2) Eosinophilic stage - abnormally high levels of eosinophils which may lead to weight loss, night sweats, a cough, abdominal pain and gastrointestinal bleeding.
3) Vasculitic stage - may occur simultaneously with the eosinophilic stage or present months to years after. Patients have systemic symptoms due to vasculitis, which may cause complications such as thrombosis (particularly in the abdomen) and myocarditis. Granulomas may form.
pANCA, an antibody against myeloperoxidase, is found in most patients. Treatment is with prednisolone, azathioprine and cyclophosphamide.
What are the antibodies present in pemphigus vulgaris?
Antibodies against epidermal cadherin. Direct immunofluorescence of bullae will show IgG deposition.
Compare the presentations of Wegener’s granulomatosis and microscopic polyangitis.
Wegener’s - medium and small vessel vasculitis which leads to sinus problems, haemorrhagic lung cavitations and crescentic glomerulonephritis. cANCA (against proteinase 3) is found on investigation. Treatment is with corticosteroids, cyclophosphamide and co-trimoxazole.

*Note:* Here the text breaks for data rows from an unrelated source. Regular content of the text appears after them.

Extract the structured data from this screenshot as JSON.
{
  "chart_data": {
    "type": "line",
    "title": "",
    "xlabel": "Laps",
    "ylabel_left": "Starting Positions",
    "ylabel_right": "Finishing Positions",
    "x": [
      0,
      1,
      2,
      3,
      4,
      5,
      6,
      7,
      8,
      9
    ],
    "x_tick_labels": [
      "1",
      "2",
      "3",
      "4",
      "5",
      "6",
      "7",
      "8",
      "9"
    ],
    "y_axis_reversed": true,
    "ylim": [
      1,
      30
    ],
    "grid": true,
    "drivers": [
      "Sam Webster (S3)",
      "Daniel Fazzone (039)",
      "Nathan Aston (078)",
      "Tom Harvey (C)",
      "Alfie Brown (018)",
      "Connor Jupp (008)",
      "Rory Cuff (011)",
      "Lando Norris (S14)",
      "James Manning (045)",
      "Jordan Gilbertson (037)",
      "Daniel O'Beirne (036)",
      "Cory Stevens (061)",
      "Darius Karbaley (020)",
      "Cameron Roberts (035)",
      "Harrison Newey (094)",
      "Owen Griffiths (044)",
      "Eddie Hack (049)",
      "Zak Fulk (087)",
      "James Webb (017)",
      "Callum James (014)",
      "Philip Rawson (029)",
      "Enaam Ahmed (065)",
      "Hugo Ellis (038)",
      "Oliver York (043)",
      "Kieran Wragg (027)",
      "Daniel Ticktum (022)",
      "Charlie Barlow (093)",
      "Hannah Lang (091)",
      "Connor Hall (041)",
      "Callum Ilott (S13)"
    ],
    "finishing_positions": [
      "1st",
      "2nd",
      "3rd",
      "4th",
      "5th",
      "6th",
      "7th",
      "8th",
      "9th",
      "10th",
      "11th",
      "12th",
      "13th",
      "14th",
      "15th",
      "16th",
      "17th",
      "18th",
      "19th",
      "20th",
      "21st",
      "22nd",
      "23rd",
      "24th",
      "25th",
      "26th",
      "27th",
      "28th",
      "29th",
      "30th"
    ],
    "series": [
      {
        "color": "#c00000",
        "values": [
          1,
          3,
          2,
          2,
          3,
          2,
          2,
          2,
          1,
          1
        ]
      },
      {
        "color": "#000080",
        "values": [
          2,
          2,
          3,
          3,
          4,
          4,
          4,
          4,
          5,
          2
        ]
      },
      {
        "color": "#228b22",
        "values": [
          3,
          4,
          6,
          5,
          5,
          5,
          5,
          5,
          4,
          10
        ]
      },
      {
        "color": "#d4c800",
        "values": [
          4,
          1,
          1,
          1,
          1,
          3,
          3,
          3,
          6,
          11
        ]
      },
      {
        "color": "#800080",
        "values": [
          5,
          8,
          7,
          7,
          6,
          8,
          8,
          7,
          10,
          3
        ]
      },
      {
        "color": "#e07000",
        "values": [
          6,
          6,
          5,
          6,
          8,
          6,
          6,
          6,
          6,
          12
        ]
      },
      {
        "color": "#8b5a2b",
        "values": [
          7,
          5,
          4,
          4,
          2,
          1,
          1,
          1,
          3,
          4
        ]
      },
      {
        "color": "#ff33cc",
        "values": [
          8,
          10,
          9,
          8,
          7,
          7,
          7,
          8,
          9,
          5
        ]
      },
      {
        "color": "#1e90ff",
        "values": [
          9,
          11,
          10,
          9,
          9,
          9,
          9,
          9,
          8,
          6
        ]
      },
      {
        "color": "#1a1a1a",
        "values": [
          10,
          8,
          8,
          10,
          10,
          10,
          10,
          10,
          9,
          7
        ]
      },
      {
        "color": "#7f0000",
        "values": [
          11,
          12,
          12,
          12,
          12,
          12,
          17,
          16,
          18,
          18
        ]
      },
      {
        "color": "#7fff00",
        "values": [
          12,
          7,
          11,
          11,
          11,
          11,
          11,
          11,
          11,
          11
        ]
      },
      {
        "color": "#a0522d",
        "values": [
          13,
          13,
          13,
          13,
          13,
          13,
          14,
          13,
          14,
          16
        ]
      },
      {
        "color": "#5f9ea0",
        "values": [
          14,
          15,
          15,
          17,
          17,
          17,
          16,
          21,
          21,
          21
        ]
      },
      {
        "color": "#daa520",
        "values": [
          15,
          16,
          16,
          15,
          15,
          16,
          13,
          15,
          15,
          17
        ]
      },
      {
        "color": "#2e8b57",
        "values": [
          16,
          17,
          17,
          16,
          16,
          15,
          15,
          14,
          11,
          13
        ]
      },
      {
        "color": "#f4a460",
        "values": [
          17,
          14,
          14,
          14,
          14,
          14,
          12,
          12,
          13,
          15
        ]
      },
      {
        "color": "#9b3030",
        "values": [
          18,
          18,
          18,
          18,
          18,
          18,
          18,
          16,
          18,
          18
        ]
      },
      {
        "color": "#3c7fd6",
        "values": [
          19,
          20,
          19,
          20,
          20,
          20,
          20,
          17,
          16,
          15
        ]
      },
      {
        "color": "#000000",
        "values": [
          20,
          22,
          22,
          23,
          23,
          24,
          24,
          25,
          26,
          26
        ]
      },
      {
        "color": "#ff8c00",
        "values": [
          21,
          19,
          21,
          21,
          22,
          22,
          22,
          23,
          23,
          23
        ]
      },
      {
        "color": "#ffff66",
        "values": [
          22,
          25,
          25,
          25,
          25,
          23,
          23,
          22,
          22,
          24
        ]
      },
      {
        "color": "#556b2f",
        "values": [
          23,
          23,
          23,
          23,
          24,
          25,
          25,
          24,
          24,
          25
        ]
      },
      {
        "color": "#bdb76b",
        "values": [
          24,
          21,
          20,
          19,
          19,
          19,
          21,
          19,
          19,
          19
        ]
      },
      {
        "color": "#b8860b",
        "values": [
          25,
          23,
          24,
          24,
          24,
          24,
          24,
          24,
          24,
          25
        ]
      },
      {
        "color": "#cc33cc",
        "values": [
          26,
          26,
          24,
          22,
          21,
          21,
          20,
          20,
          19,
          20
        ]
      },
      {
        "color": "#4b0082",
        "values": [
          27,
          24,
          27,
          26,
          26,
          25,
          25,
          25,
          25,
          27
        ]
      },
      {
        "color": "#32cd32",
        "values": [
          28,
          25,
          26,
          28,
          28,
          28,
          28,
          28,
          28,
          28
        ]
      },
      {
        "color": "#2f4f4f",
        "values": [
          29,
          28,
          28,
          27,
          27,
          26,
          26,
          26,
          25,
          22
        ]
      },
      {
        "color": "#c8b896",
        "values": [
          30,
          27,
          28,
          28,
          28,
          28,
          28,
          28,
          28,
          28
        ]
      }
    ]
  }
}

Microscopic polyangitis - pauci-immune necrotizing small vessel vasculitis which leads to purpura, livedo and affects multiple organs. Most patients have kidney involvement, leading to haematuria and proteinuria. pANCA +ve. Treatment is with prednisolone, cyclophosphamide, azathioprine and plasmapharesis.
Outline the pathogenesis of type 3 hypersensitivity reactions.
IgG/M immune complexes of antibody and soluble antigen are deposited in blood vessels. These complexes can also activate complement and lead to infiltration of macrophages and neutrophils which produce cytokines/chemokines that increase vascular permeability and cause localised inflammation.